305	TORCH_CUDA_CU_API TensorView* broadcast(
306	TensorView* inp,
307	const std::vector<bool>& is_broadcast_dim);
308
309	// Expands input based on provided sizes. expand_sizes should be larger than
310	// the input's root domain (really rfactor) and will broadcast on inner
311	// dimensions. expand_sizes should be -1 for any dimension that should remain a
312	// symbolic size. For dimensions that remain broadcast after the expand should
313	// be set to 1, any dimension being expanded must be marked as a broadcast in
314	// the input and will be expanded to the provided constant size.

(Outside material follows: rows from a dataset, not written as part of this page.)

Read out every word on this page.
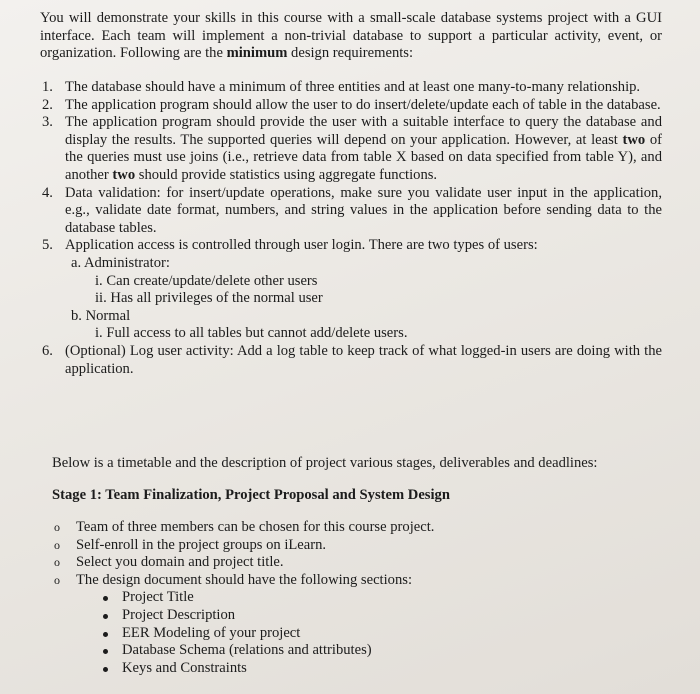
You will demonstrate your skills in this course with a small-scale database systems project with a GUI interface. Each team will implement a non-trivial database to support a particular activity, event, or organization. Following are the minimum design requirements:

1. The database should have a minimum of three entities and at least one many-to-many relationship.
2. The application program should allow the user to do insert/delete/update each of table in the database.
3. The application program should provide the user with a suitable interface to query the database and display the results. The supported queries will depend on your application. However, at least two of the queries must use joins (i.e., retrieve data from table X based on data specified from table Y), and another two should provide statistics using aggregate functions.
4. Data validation: for insert/update operations, make sure you validate user input in the application, e.g., validate date format, numbers, and string values in the application before sending data to the database tables.
5. Application access is controlled through user login. There are two types of users:
a. Administrator:
i. Can create/update/delete other users
ii. Has all privileges of the normal user
b. Normal
i. Full access to all tables but cannot add/delete users.
6. (Optional) Log user activity: Add a log table to keep track of what logged-in users are doing with the application.
Below is a timetable and the description of project various stages, deliverables and deadlines:
Stage 1: Team Finalization, Project Proposal and System Design
o Team of three members can be chosen for this course project.
o Self-enroll in the project groups on iLearn.
o Select you domain and project title.
o The design document should have the following sections:
Project Title
Project Description
EER Modeling of your project
Database Schema (relations and attributes)
Keys and Constraints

Any dimension
315	// that's symbolic in the input but specified as a non -1 value will be set to
316	// that constant value.
317	TORCH_CUDA_CU_API TensorView* expand(
318	TensorView* inp,
319	const std::vector<Val*>& expanded_sizes);
320
321	// Expands input based on other. For dimensions in inp that are broadcast with a
322	// matching entry in other that's either a broadcast with expanded extent or a
323	// non broadcasted iter domain, inp will be expanded to other's size.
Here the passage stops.